Plantain (Plantago Spp)

P. lanceolata. Photo: (c) Harry Rose CC BY 2.0


Family: Plantaginaceae

Growth Habit: Plantains are common weeds throughout Tasmania. There are 17 Plantain species in Tasmania, of which four are introduced. The most common species is Plantago lanceolata (described here).

The plant has hairy leaves that are held above the ground, but all arise in a rosette. The leaves are 7-20cm long, 1-4 cm wide, have about 5 main veins and are on long petioles (3-15 cm long).

Type of Plant: A low growing perennial rosette herb.

Flowers: Tiny flowers clustered into dense spikes on the ends of elongate, leafless stalks (scapes). In most cases the spikes contain many flowers, but in one or two species there are only a few flowers. The flowers grow in tight clusters which are 1 to 2.5cm long. Individual flowers are quite small and insignificant.

Fruit/Seed: Seeds are black to brown in colour. Germination occurs autumn to winter.

Dispersal: Seeds fall from the seed head and may be carried short distances on wind. Soil and water movement may move them further from the parent plant.

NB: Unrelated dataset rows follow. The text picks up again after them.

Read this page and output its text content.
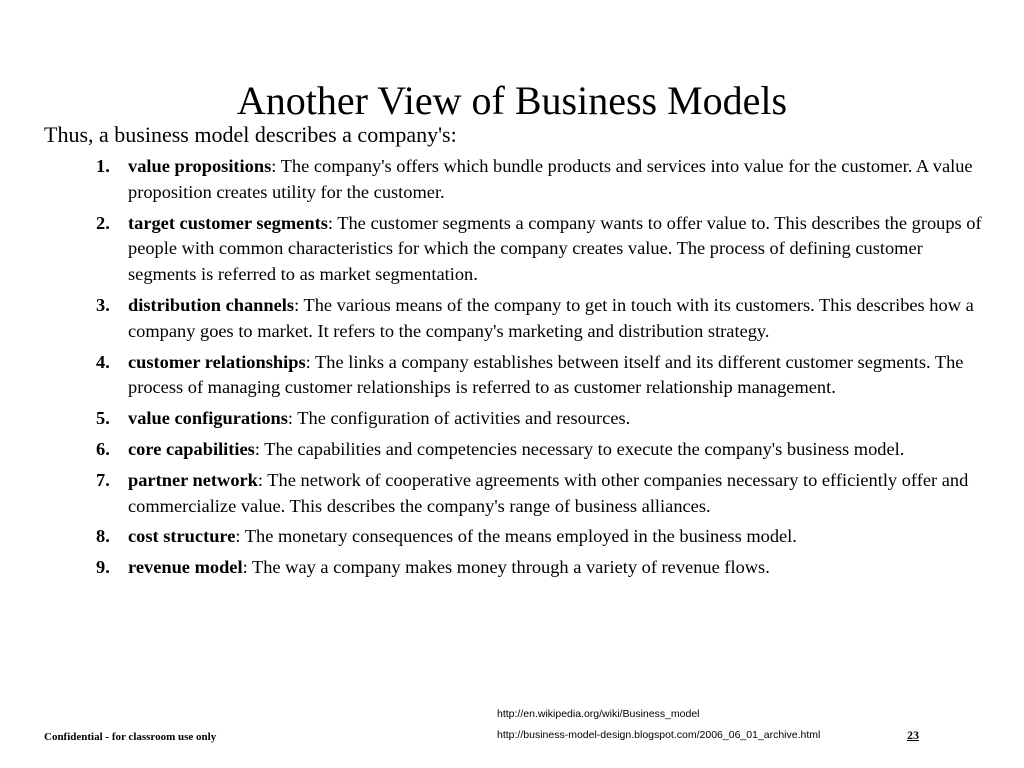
Another View of Business Models
Thus, a business model describes a company's:
1. value propositions: The company's offers which bundle products and services into value for the customer. A value proposition creates utility for the customer.
2. target customer segments: The customer segments a company wants to offer value to. This describes the groups of people with common characteristics for which the company creates value. The process of defining customer segments is referred to as market segmentation.
3. distribution channels: The various means of the company to get in touch with its customers. This describes how a company goes to market. It refers to the company's marketing and distribution strategy.
4. customer relationships: The links a company establishes between itself and its different customer segments. The process of managing customer relationships is referred to as customer relationship management.
5. value configurations: The configuration of activities and resources.
6. core capabilities: The capabilities and competencies necessary to execute the company's business model.
7. partner network: The network of cooperative agreements with other companies necessary to efficiently offer and commercialize value. This describes the company's range of business alliances.
8. cost structure: The monetary consequences of the means employed in the business model.
9. revenue model: The way a company makes money through a variety of revenue flows.
Confidential - for classroom use only
http://en.wikipedia.org/wiki/Business_model
http://business-model-design.blogspot.com/2006_06_01_archive.html	23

Distribution: Plantain can be found in lawns, gardens, most pastures and virtually all roadsides.

Narrow-leaf Plantain – P. lanceolata

  • Found throughout the state, most common of the introduced Plantains.
  • The distinctive feature is that the inflorescence stalk (the peduncle) is ribbed.

Buckshorn Plantain – P. coronopus

  • Found throughout the state, most common along coastal areas.
  • This plant is useful as a salinity indicator.

Giant Plantain – P. major 

  • Found principally in the north and south of the State and is less common in the Tasmanian Midlands.
  • Entirely restricted to damp areas.
  • The leaves are generally held flat to the ground in a rosette, and are 5-20 cm long but relatively broad (2-10 cm wide).

Status: Undeclared in Tasmania.

Weed Impact:

  • Plantain may contribute to hayfever.
  • Infestations can become quite dense in run down lawns and pastures, excluding desirable grasses.
  • Some biodynamic farmers promote plantains as a deep-rooted supplement to traditional pasture species as they can access nutrients deeper in the soil than most grasses.

For further information contact the Department of Primary Industry, Parks, Water and Environment, Tasmania.

Control Methods:

  • Grubbing (all year). Ensure entire plant is removed especially the long taproot.
  • Cultivation (all year). Breaks up plantain clumps. Follow up with establishment of a competitive pasture or crop.
  • Herbicide (spring, summer and autumn). Herbicides registered in Tasmania include dicamba, MCPA, glyphosate, 2,4-DB and 2,4-D.

N.B. Always check the herbicide label before use.